Thought the entire book was very uncolorful and bland.
The only part I felt a part of the story and a rise of emotion, was at the very end.
All in all, good ending, but took way to long to get there.
This recording should be dumped and another reader hired. The combination of a minor key sing-song reading style and the poor recording quality really ruin what might be a good book.
Overall I didn't like this book. There were a few interesting parts, but overall it just droned on describing the hardships of two afghan women. Maybe the title should be "A Thousand Splendid Suns - A Book for Women" Then regular guy readers would know to STAY AWAY.
This is like a chic flick. If you are into the feelings and emotions of two women as they grow up, this will be a good book to listen to. If not, then it is not so good.
Just awful. Full of characters with no appeal and chock too full of Farsi terms. What makes this worse is there's no logic to when they terms are introduced. Sometimes in a context where the meaning is obvious, the term is "defined". Other times when there's NOTHING to suggest what it means, no english explination is given. VERY frustrating. If the Kite Runner was a home run, and it was, this one is a strike out. To carry the metephor to its next step, its more like I was hit by the pitcher.
Next time give me a character I can like or respect and prose that flows. Niether is found in this dud.
I was hopeful then I started A Thousand Splendid Suns as I liked Kite Runner a lot. And start was indeed promising, and then suddenly full story fell apart. It was mix of different stories, mixed with dates and historical events, spiced with tragedies ... and I could not care less.
I do believe that described things could happen, it's plausible that such characters could have lived in Afghanistan. I understand the horror of this but it didn't touch my feelings. Unlike in the Kite Runner there was no story to captivate your mind and keep you thinking.
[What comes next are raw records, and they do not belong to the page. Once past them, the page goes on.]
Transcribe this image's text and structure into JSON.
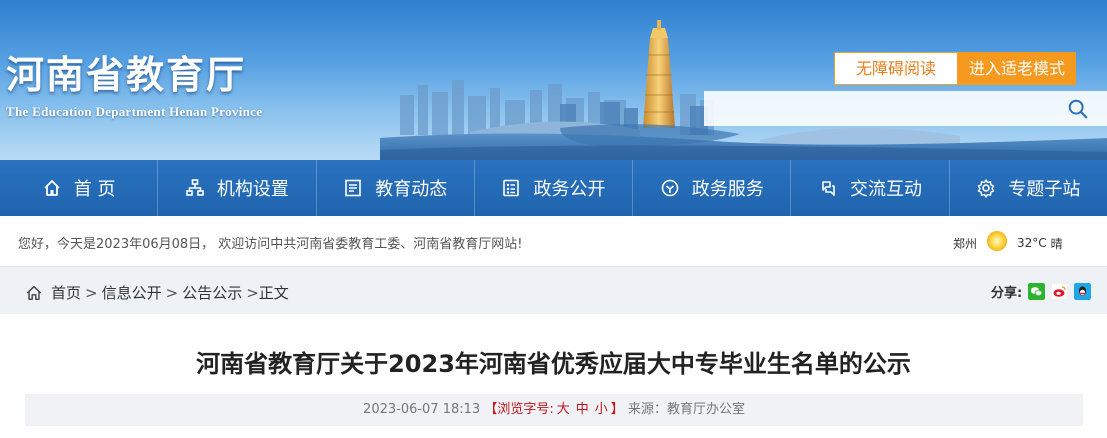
{
  "header": {
    "site_title": "河南省教育厅",
    "site_subtitle": "The Education Department Henan Province",
    "accessible_label": "无障碍阅读",
    "elder_mode_label": "进入适老模式",
    "search_placeholder": "",
    "colors": {
      "accessible": "#e6801c",
      "elder_bg": "#f5991f"
    }
  },
  "nav": {
    "items": [
      {
        "label": "首 页",
        "icon": "home-icon"
      },
      {
        "label": "机构设置",
        "icon": "org-chart-icon"
      },
      {
        "label": "教育动态",
        "icon": "news-icon"
      },
      {
        "label": "政务公开",
        "icon": "document-icon"
      },
      {
        "label": "政务服务",
        "icon": "service-icon"
      },
      {
        "label": "交流互动",
        "icon": "interaction-icon"
      },
      {
        "label": "专题子站",
        "icon": "gear-icon"
      }
    ],
    "color": "#1f63ad"
  },
  "welcome": {
    "text": "您好，今天是2023年06月08日， 欢迎访问中共河南省委教育工委、河南省教育厅网站!",
    "city": "郑州",
    "temperature": "32°C",
    "condition": "晴"
  },
  "breadcrumb": {
    "items": [
      "首页",
      "信息公开",
      "公告公示"
    ],
    "current": "正文",
    "separator": ">",
    "share_label": "分享:",
    "share_icons": [
      "wechat-icon",
      "weibo-icon",
      "qq-icon"
    ]
  },
  "article": {
    "title": "河南省教育厅关于2023年河南省优秀应届大中专毕业生名单的公示",
    "date": "2023-06-07 18:13",
    "font_size_label": "【浏览字号:",
    "font_sizes": [
      "大",
      "中",
      "小"
    ],
    "font_size_close": "】",
    "source": "来源：教育厅办公室"
  }
}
This book read like an Afghani Uncle Tom's Cabin. With Simon Legree, characterized by the evil husband. The cruel pre civil war pro slave owning Southern Government, symbolize by the harsh Taliban. And of course, the two noble slaves Uncle Tom and Eliza, represented by the two long-suffering wives. A true tear jerker. A chick’s book on steroids. Listening to this book was a painful waste of 11 hours and 43 min of my life.